Solved – Scikit-learn’s Gaussian Processes: How to include multiple hyperparameters in kernel/cov function

gaussian processmachine learningscikit learn

I'm using the scikit-learn's implementation of Gaussian processes. A simple thing to do is to combine multiple kernels as a linear combination to describe your time series properly. So I'd like to include both the squared exponential kernel and the periodic kernel. Linear combinations of valid kernels produce valid kernels, and same goes for multiplying valid kernels (given by Rasmussen and Williams).

Unfortunately I haven't figured out how to give the theta parameters properly to the model. For example, if we have:

$$
k_{Gauss}(x,x') = \exp{(\theta (x-x')^2)}
$$

then it is alright (this is how the squared-exponential kernel is defined in scikit-learn). But if I wanted:

$$
k_{Gauss}(x,x') = \theta_0 \exp{(\theta_1 (x-x')^2)}
$$

then it is impossible, it seems. The $\mathbf{\theta}$ thing is supposed to be an array, in case you have multiple dimensions/features (even though scikit-learn doesn't support multidimensional GPs, someone developed it, and it will be merged soon). So there is one row with the columns being the parameter in such-and-such dimension. But you cannot have more rows, otherwise it screams at you.

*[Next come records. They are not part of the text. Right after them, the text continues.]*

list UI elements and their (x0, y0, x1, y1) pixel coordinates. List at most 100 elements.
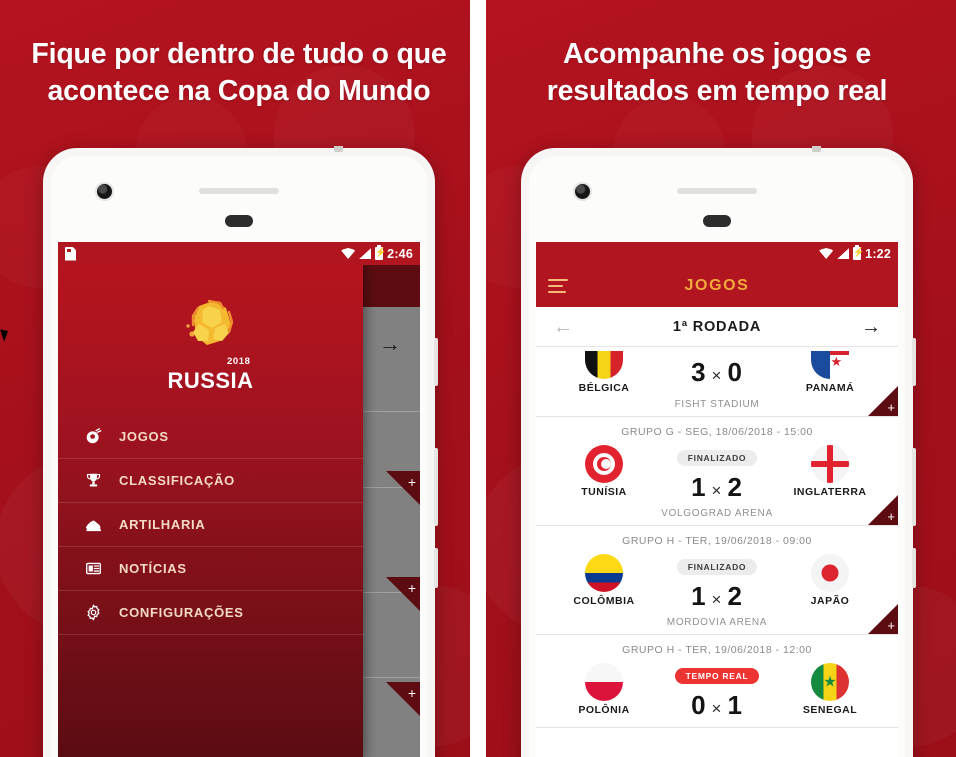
phone-side-button-volume-up[interactable] (434, 338, 438, 386)
wifi-icon (819, 248, 834, 259)
flag-tunisia-icon (585, 445, 623, 483)
next-round-button[interactable]: → (861, 317, 881, 337)
hamburger-icon[interactable] (548, 278, 568, 294)
phone-side-button-power[interactable] (912, 548, 916, 588)
wifi-icon (341, 248, 356, 259)
phone-mockup-left: → A + + + (43, 146, 438, 757)
headline-right: Acompanhe os jogos e resultados em tempo… (478, 36, 956, 110)
away-score: 2 (727, 581, 743, 611)
sidebar-item-label: ARTILHARIA (119, 517, 206, 532)
home-score: 1 (691, 581, 707, 611)
stadium-name: MORDOVIA ARENA (666, 617, 768, 628)
panel-divider (470, 0, 486, 757)
phone-body-right: 1:22 JOGOS ← 1ª RODADA → (529, 156, 905, 757)
behind-add-match-badge-3[interactable]: + (386, 682, 420, 716)
match-score: 3 × 0 (691, 357, 743, 388)
away-score: 0 (727, 357, 743, 387)
navigation-drawer: 2018 RUSSIA JOGOS CLASSIFICAÇÃO ARTILHAR… (58, 265, 363, 757)
match-group-label: GRUPO H - TER, 19/06/2018 - 09:00 (622, 535, 812, 547)
drawer-logo: 2018 RUSSIA (58, 265, 363, 415)
status-badge: FINALIZADO (676, 559, 758, 575)
match-row[interactable]: POLÔNIA TEMPO REAL 0 × 1 ★ SENEGAL (536, 659, 898, 728)
headline-left: Fique por dentro de tudo o que acontece … (0, 36, 478, 110)
status-badge: FINALIZADO (676, 450, 758, 466)
front-camera-icon (95, 182, 114, 201)
home-score: 0 (691, 690, 707, 720)
home-team: TUNÍSIA (550, 445, 658, 498)
sidebar-item-jogos[interactable]: JOGOS (58, 415, 363, 459)
phone-side-button-volume-down[interactable] (912, 448, 916, 526)
behind-next-arrow-icon[interactable]: → (379, 333, 401, 355)
away-team: JAPÃO (776, 554, 884, 607)
home-team: COLÔMBIA (550, 554, 658, 607)
screenshot-stage: Fique por dentro de tudo o que acontece … (0, 0, 956, 757)
status-bar-left: 2:46 (58, 242, 420, 265)
match-row[interactable]: BÉLGICA 3 × 0 ★ PANAMÁ FISHT STADIUM + (536, 347, 898, 417)
match-score: 1 × 2 (691, 472, 743, 503)
phone-top-notch (334, 146, 343, 152)
sidebar-item-artilharia[interactable]: ARTILHARIA (58, 503, 363, 547)
headline-right-line1: Acompanhe os jogos e (563, 38, 871, 70)
flag-senegal-icon: ★ (811, 663, 849, 701)
front-camera-icon (573, 182, 592, 201)
sidebar-item-classificacao[interactable]: CLASSIFICAÇÃO (58, 459, 363, 503)
behind-add-match-badge-1[interactable]: + (386, 471, 420, 505)
score-separator: × (711, 699, 723, 718)
phone-mockup-right: 1:22 JOGOS ← 1ª RODADA → (521, 146, 916, 757)
phone-side-button-power[interactable] (434, 548, 438, 588)
flag-belgium-icon (585, 351, 623, 379)
sidebar-item-label: CONFIGURAÇÕES (119, 605, 244, 620)
headline-right-line2: resultados em tempo real (546, 75, 888, 108)
home-score: 3 (691, 357, 707, 387)
match-row[interactable]: TUNÍSIA FINALIZADO 1 × 2 INGLATERRA VOLG… (536, 441, 898, 526)
match-group-label: GRUPO G - SEG, 18/06/2018 - 15:00 (621, 426, 813, 438)
behind-add-match-badge-2[interactable]: + (386, 577, 420, 611)
home-score: 1 (691, 472, 707, 502)
phone-side-button-volume-up[interactable] (912, 338, 916, 386)
boot-icon (83, 515, 103, 535)
phone-screen-right: 1:22 JOGOS ← 1ª RODADA → (536, 242, 898, 757)
logo-russia-label: RUSSIA (167, 368, 254, 393)
match-group-label: GRUPO H - TER, 19/06/2018 - 12:00 (622, 644, 812, 656)
add-match-badge[interactable]: + (868, 604, 898, 634)
status-bar-clock: 2:46 (387, 246, 413, 261)
status-bar-right: 1:22 (536, 242, 898, 265)
drawer-menu: JOGOS CLASSIFICAÇÃO ARTILHARIA NOTÍCIAS … (58, 415, 363, 635)
phone-top-notch (812, 146, 821, 152)
add-match-badge[interactable]: + (868, 386, 898, 416)
phone-screen-left: → A + + + (58, 242, 420, 757)
flag-japan-icon (811, 554, 849, 592)
previous-round-button[interactable]: ← (553, 317, 573, 337)
match-score: 0 × 1 (691, 690, 743, 721)
sidebar-item-noticias[interactable]: NOTÍCIAS (58, 547, 363, 591)
headline-left-line2: acontece na Copa do Mundo (47, 75, 431, 108)
score-separator: × (711, 366, 723, 385)
team-name: POLÔNIA (578, 704, 630, 716)
soccer-ball-icon (83, 427, 103, 447)
round-title: 1ª RODADA (672, 318, 762, 335)
promo-panel-right: Acompanhe os jogos e resultados em tempo… (478, 0, 956, 757)
away-score: 2 (727, 472, 743, 502)
status-badge: TEMPO REAL (674, 668, 760, 684)
gear-icon (83, 603, 103, 623)
flag-england-icon (811, 445, 849, 483)
away-team: INGLATERRA (776, 445, 884, 498)
match-row[interactable]: COLÔMBIA FINALIZADO 1 × 2 JAPÃO MORDOVIA… (536, 550, 898, 635)
proximity-sensor (703, 215, 731, 227)
status-bar-clock: 1:22 (865, 246, 891, 261)
match-list[interactable]: BÉLGICA 3 × 0 ★ PANAMÁ FISHT STADIUM + G… (536, 347, 898, 757)
battery-charging-icon (375, 245, 384, 260)
sidebar-item-configuracoes[interactable]: CONFIGURAÇÕES (58, 591, 363, 635)
add-match-badge[interactable]: + (868, 495, 898, 525)
newspaper-icon (83, 559, 103, 579)
russia-2018-ball-icon (185, 299, 233, 345)
score-separator: × (711, 481, 723, 500)
earpiece-speaker (677, 188, 757, 194)
proximity-sensor (225, 215, 253, 227)
logo-year-label: 2018 (226, 356, 251, 367)
mouse-cursor (0, 327, 11, 342)
phone-side-button-volume-down[interactable] (434, 448, 438, 526)
away-team: ★ SENEGAL (776, 663, 884, 716)
team-name: BÉLGICA (578, 382, 630, 394)
cellular-signal-icon (837, 248, 850, 259)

So question: has anyone actually been able to use kernels that use more than one hyperparameter? If so, what am I doing wrong? And if it is indeed not possible with the current code in scikit, does anyone have some tips on how to extend it so that it can? This is a really important feature that I need. Thanks.

Best Answer

On scikit-learn==0.14.1.

$\theta_0$ can be a vector. The following code works for me.

import numpy as np
from sklearn.gaussian_process import GaussianProcess
from sklearn.datasets import make_regression
X, y = make_regression()
bad_theta = np.abs(np.random.normal(0,1,100))
model = GaussianProcess(theta0=bad_theta)
model.fit(X,y)

You can pass any kernel you want as the parameter corr. The following is the radial basis function that sklearn uses for Gaussian processes.

def squared_exponential(theta, d):
    """
    Squared exponential correlation model (Radial Basis Function).
    (Infinitely differentiable stochastic process, very smooth)::

                                            n
        theta, dx --> r(theta, dx) = exp(  sum  - theta_i * (dx_i)^2 )
                                        i = 1

    Parameters
    ----------
    theta : array_like
        An array with shape 1 (isotropic) or n (anisotropic) giving the
        autocorrelation parameter(s).

    dx : array_like
        An array with shape (n_eval, n_features) giving the componentwise
        distances between locations x and x' at which the correlation model
        should be evaluated.

    Returns
    -------
    r : array_like
        An array with shape (n_eval, ) containing the values of the
        autocorrelation model.
    """

    theta = np.asarray(theta, dtype=np.float)
    d = np.asarray(d, dtype=np.float)

    if d.ndim > 1:
        n_features = d.shape[1]
    else:
        n_features = 1

    if theta.size == 1:
        return np.exp(-theta[0] * np.sum(d ** 2, axis=1))
    elif theta.size != n_features:
        raise ValueError("Length of theta must be 1 or %s" % n_features)
    else:
        return np.exp(-np.sum(theta.reshape(1, n_features) * d ** 2, axis=1))

It looks like you're doing something pretty interesting, btw.